In pratica posso assolutamente dire che le sessioni di lavoro (in altre parole gli allenamenti, le gare o tutti i momenti di frequentazione insegnante / allievo) sono delle occasioni uniche di ascolto e domanda. Infatti devo fare una precisazione: nel caso di un bambino / ragazzo pur non essendone consapevole è sempre portatore di un disagio, che può essere causato dal sociale, dalla famiglia dagli ambienti che frequenta oppure dallo stesso sport. Quindi l’ascolto in questi casi è paragonabile, in un certo senso, all’approccio clinico. Molte volte l’allievo si avvicina con estrema cautela a certi argomenti, che lo riguardano in modo particolare, ma appena si accorge che trova un punto di ascolto fecondo si lascia andare ed inizia a parlare di tutti quei problemi tipici della sua età, questo è quello che chiamo il lavoro «silente» del counselor / operatore. L’obiettivo è quello di innescare un processo interlocutivo nell’allievo in modo che lui stesso inizi ad affrontare le problematiche inerenti alla sua celata richiesta di aiuto. Molto spesso si parte da problematiche molto semplici, per arrivare a situazioni complesse dove il counselor, senza il supporto dei genitori, però può fare ben poco. L’importante in questo tipo di lavoro è comunque suscitare nell’allievo la giusta curiosità, rispolverare in lui una pulsionalità soggettiva verso il sapere (il suo) che in certi casi (per non dire molti) è fatta fuori da un sistema, quello moderno, estremamente perverso come Lacan spiega in modo chiaro, nel quinto dei suoi discorsi che è «il discorso del Capitalista» ovvero un circuito di riciclo nel quale “tutto si consuma” incessantemente, secondo un’espansione globalizzante, nell’illusione che in questa consumazione infinita la “mancanza a essere” che costituisce l’esistenza possa essere magicamente risolta.
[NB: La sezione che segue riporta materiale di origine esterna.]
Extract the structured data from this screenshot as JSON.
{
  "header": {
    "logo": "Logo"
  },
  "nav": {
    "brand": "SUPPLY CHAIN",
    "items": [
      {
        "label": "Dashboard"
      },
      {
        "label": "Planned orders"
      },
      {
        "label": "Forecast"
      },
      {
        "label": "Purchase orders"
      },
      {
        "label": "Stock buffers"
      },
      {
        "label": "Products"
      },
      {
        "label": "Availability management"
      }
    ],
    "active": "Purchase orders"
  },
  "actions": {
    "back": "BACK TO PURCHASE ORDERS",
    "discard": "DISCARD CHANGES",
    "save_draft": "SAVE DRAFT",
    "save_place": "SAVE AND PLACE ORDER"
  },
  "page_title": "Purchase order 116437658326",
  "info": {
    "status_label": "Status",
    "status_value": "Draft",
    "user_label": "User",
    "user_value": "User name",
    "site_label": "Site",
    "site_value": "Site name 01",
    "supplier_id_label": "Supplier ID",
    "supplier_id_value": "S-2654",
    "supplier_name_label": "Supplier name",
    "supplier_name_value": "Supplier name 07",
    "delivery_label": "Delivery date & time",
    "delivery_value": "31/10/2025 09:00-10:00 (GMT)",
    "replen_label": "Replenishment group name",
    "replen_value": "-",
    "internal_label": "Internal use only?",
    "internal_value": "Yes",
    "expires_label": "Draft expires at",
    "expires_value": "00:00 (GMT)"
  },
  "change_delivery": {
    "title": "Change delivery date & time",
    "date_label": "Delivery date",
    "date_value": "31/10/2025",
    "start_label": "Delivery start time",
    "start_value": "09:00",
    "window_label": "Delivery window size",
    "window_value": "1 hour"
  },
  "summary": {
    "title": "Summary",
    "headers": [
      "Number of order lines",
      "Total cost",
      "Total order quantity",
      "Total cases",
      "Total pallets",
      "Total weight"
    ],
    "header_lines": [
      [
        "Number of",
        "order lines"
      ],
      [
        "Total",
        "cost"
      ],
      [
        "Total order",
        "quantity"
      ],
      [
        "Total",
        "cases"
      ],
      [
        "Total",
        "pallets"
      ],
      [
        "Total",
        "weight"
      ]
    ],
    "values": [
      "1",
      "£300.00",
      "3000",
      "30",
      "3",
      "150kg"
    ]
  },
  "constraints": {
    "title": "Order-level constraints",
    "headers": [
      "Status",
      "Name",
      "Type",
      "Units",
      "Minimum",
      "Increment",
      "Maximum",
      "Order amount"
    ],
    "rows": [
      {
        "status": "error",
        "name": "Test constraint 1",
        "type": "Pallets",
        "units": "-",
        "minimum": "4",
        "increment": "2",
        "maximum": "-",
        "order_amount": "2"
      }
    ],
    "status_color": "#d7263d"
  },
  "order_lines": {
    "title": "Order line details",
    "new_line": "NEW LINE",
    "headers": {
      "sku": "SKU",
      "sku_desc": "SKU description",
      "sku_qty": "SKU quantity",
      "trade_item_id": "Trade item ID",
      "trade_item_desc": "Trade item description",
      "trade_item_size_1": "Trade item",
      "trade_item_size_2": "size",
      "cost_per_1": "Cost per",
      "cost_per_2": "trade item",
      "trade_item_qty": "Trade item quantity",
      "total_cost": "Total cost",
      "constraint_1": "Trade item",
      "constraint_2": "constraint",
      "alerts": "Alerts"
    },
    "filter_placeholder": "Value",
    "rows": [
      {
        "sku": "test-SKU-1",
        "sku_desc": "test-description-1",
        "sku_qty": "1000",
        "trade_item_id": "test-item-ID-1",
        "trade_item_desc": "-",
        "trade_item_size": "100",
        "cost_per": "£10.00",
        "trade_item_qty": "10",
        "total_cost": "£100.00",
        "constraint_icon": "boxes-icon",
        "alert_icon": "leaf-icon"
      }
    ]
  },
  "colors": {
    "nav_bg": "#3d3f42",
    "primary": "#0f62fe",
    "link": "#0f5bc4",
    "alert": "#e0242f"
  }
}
Infatti giovani di oggi, che i sociologi moderni chiamano «generazione Y» sono stati precostituiti da un sistema (quello capitalistico) che porta loro a pensare ed a vivere per «produrre» e per «consumare» ed assolutamente per «non interrogarsi». L’imperativo è «GODI» !!! che tradotto in termini semplici è «devi godere del tuo oggetto», quale oggetto ? Sempre uno diverso, sempre quello successivo a quello già goduto. Il disagio della giovinezza prodotto dal discorso del capitalista è un disagio legato ad un effetto di intasamento e di intossicazione generato dall’eccesso di godimento e dal declino della funzione simbolica della castrazione.
La figura del counselor ad orientamento psicoanalitico, quindi, ha come uno degli obiettivi primari scardinare, o meglio di tentare di farlo, l’attaccamento del soggetto a quel tipo di sistema, insieme ad altre funzioni educative, una di queste infatti è l’inscrizione dell’atto pedagogico nel Campo Analitico.